Her dialogue in that exchange with O'Brien doesn't actually match her actions -- but there is no reason offered for her to be lying/playing a role. I'm not sure what the fix is - but, you know, if we can wish away Halle (I have no idea how to spell the character's name) shooting Paul in the chest - several times - surely I can work out something to get rid of a single incoherent line of dialogue....right? ;-)

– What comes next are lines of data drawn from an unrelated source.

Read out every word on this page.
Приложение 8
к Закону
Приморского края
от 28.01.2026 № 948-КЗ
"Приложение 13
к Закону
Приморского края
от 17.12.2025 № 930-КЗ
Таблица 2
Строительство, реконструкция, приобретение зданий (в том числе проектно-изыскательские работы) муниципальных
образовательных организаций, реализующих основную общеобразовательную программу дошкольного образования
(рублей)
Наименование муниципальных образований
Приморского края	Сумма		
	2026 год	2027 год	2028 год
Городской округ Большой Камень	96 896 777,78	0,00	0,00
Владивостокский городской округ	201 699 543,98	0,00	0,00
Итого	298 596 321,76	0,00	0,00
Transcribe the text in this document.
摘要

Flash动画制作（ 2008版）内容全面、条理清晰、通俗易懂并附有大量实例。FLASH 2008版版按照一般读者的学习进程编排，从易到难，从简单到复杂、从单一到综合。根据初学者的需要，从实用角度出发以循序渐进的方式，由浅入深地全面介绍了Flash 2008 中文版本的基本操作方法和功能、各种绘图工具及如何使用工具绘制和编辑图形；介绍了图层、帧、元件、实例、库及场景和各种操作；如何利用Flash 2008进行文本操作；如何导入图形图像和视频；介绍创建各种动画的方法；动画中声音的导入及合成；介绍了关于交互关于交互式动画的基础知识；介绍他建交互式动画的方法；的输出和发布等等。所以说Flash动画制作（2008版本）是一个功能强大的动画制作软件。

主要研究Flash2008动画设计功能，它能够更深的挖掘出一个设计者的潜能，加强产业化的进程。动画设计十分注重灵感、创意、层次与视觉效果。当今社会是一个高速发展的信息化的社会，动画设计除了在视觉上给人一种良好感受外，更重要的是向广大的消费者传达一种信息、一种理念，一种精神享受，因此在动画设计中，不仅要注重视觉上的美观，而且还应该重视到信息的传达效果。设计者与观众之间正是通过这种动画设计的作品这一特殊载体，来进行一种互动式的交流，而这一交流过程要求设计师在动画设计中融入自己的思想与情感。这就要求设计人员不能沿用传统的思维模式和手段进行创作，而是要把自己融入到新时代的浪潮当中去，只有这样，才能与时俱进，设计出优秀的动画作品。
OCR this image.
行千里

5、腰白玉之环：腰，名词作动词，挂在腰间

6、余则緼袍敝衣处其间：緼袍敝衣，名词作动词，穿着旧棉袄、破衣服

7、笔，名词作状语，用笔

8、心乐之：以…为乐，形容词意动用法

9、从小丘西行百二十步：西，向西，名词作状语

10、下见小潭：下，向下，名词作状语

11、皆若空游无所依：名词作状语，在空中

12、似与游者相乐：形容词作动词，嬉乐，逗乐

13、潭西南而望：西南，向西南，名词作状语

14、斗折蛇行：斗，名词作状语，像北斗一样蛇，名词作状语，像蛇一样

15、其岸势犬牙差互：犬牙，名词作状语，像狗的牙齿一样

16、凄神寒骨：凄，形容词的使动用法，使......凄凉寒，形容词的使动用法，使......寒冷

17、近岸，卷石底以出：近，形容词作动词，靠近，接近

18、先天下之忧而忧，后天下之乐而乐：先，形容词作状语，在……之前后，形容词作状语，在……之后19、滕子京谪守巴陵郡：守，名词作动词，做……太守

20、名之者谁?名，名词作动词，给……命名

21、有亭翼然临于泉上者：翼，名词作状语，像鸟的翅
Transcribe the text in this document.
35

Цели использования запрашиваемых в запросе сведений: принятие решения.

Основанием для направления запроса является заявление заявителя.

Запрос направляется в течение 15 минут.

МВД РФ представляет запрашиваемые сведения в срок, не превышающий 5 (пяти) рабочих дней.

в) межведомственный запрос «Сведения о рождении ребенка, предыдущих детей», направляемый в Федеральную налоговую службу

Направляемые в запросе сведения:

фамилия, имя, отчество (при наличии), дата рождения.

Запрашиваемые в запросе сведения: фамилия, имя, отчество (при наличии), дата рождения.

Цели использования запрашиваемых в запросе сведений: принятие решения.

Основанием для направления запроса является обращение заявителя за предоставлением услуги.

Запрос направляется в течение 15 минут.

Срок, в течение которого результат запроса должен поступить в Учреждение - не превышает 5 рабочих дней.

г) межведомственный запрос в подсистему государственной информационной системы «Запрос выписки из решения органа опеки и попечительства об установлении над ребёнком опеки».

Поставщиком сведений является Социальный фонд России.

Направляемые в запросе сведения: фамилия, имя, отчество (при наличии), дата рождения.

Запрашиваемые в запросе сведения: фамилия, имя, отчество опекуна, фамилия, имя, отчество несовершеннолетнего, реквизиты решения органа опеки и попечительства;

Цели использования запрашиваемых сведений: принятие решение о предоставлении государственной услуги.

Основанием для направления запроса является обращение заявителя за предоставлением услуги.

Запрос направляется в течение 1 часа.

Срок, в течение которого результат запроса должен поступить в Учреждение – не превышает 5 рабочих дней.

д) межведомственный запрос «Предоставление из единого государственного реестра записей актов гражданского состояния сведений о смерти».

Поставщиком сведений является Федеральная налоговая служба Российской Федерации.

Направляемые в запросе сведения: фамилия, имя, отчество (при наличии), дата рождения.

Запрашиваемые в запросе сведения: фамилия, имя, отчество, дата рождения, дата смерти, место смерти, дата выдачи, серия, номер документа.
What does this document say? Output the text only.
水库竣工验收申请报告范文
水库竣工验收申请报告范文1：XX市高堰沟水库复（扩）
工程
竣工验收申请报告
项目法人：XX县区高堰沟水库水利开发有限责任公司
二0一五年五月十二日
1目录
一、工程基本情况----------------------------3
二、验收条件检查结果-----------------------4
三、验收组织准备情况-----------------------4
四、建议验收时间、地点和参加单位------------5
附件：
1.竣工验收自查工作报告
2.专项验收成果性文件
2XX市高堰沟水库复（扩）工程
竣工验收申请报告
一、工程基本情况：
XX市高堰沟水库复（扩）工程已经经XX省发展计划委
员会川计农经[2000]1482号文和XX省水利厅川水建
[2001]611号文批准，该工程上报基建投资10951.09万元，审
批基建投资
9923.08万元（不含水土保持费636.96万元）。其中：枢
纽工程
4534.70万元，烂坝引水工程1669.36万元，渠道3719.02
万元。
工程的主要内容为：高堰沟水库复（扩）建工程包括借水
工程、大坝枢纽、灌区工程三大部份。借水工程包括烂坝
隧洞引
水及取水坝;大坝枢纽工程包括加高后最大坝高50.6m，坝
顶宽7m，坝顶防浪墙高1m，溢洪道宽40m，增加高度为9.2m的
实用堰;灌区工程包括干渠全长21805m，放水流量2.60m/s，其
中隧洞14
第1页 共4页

Which brings me to Paul - I think he is great in this season. Really awesome and I love him more in this season than I did in, well, any of the earlier seasons. The Section he built is falling down around his ears because of weakness he ignored/encouraged or in some cases actively created and his self-pity and righteous indignation and refusal to take responsibility for any of it and his real, palpable melancholy and grief are wonderful. (And I had never really noticed that Paul's most macho live-action episode ever is the one RD directed. Which has nothing to do with the plot, but was interesting to note all the same.) And EG has some really wonderful scenes - I love him all broken and pissed off, hiding up in the perch and spitting at anyone who comes to try to talk to him.
And all of this leads in an odd way to thinking about the reboot. Sporadically, inconsistently, and without plan or forethought - the Section itself becomes such an important character/setting for what made LFN so intriguing for those (the few, the proud) who stuck out. Such that - it makes total sense that it was Michael who nearly destroyed it, and obviously could have it that was really his goal, and it is Nikita who stays behind to try to resurrect it.
But if the reboot is going to be about Nikita on the run with Michael still on the inside .... well, that's a definite reboot --- but not a very interesting one.